Era una tarde en la que el otoño perseguía al invierno.
La tranquilidad acariciaba las briznas de hierba con las que jugueteaba, haciendo lazos entre mis manos para romperlos al separar mis dedos.
Había paz en la atmósfera cubierta por nubes grisáceas, encapotando el cielo.
Todo tenía el color apagado que solía tener y que combinaba a la perfección con las hojas castañas del árbol en el que me apoyaba.
Caían delicadamente, huyendo del debilitado árbol.
Las ramas de este trataban de agarrar aquellas partes de sí mismo mientras ondeaba con el viento, pero era incapaz.
Todas huían de sus raíces, como yo.
Mi cabello bailaba mientras miraba a la nada. Apoyo la cabeza en la corteza y suspiro.
A veces también me sentía como el propio árbol, cansado de ver cómo todo se desvanecía y moría sin poder hacer nada.
Estaba cansado.
Las personas corrían ajetreadas al interior del edificio mientras que otros se movían con tranquilidad en dirección contraria, hacia el exterior.
Hacía tiempo que ya no prestaba atención a los desconocidos, eran extraños con los que no podías tener contacto ya que a la mínima podían arrebatarte lo más preciado de tu vida.
Aquella era la lección que me había tocado aprender y que se había convertido en mi lema de vida.
La soledad era lo mejor para mí.
Hacía tiempo que me ocultaba del monstruo que miraba entre las sombras.
Era una persecución que tenía que vivir solo, no volvería a arrastrar a nadie hacia mi error. Ya lo había pagado muy caro una vez.
Dejé que el pequeño rayo de luz que se colaba entre las nubes me golpeara la cara, sonreí, aquella calidez era lo único que me hacía recordar que una vez no estuve en esta situación.
Que el sol estaba a mi lado, sonriendo y llenando mi vida de belleza.
Pero el demente pensamiento de que de un día a otro todo desaparecía venía a continuación de ese pequeño atisbo de felicidad.
No culpaba a nadie.
Yo fui la nube que cubrió el buen tiempo.
De repente, una sombra cubre el haz de luz, un cuerpo se planta frente a mi pero ni siquiera abro los ojos para comprobar de quién se trataba.
—Tenemos una invitada— me dijo, su voz era tan fría como siempre.

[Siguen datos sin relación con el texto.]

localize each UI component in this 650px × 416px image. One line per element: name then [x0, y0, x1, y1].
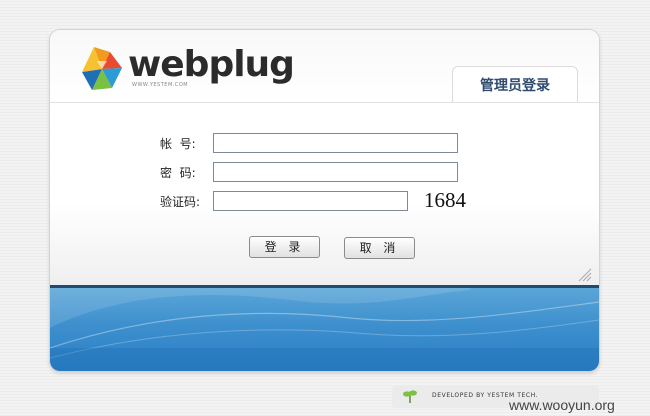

Abrí mis ojos para encontrarme con el muchacho de casi dos metros cruzado de brazos ante mi, su cabello rubio estaba despeinado por el viento. Aquella seriedad no era normal.
Me levanté y él se apartó para dejarme ver de quién se trataba.
Mi corazón se heló, la muchacha tenía cabellos pelirrojos, su mirada era el reflejo de un bosque en un lago en calma y su tez era pálida como una tarde de verano en la playa.
Sus ojos se toparon con los míos y tuve que apartar la mirada.
Mis manos comenzaron a temblar sin darme cuenta pero ninguno de los dos parecía notarlo.
Mi cuerpo ardía de ansiedad.
¿Quién era aquella muchacha?
Volví a mirarla, de arriba a abajo, ella respondió con nerviosismo, se mordió el labio inferior y agarró su jersey negro tratando de taparse y parecer menos importante.
Ahí pude comprobar lo que me temía.
Aquella chica era justo lo que había perdido y que no podía recuperar.
Pero aquel pequeño haz de luz se posó sobre nosotros.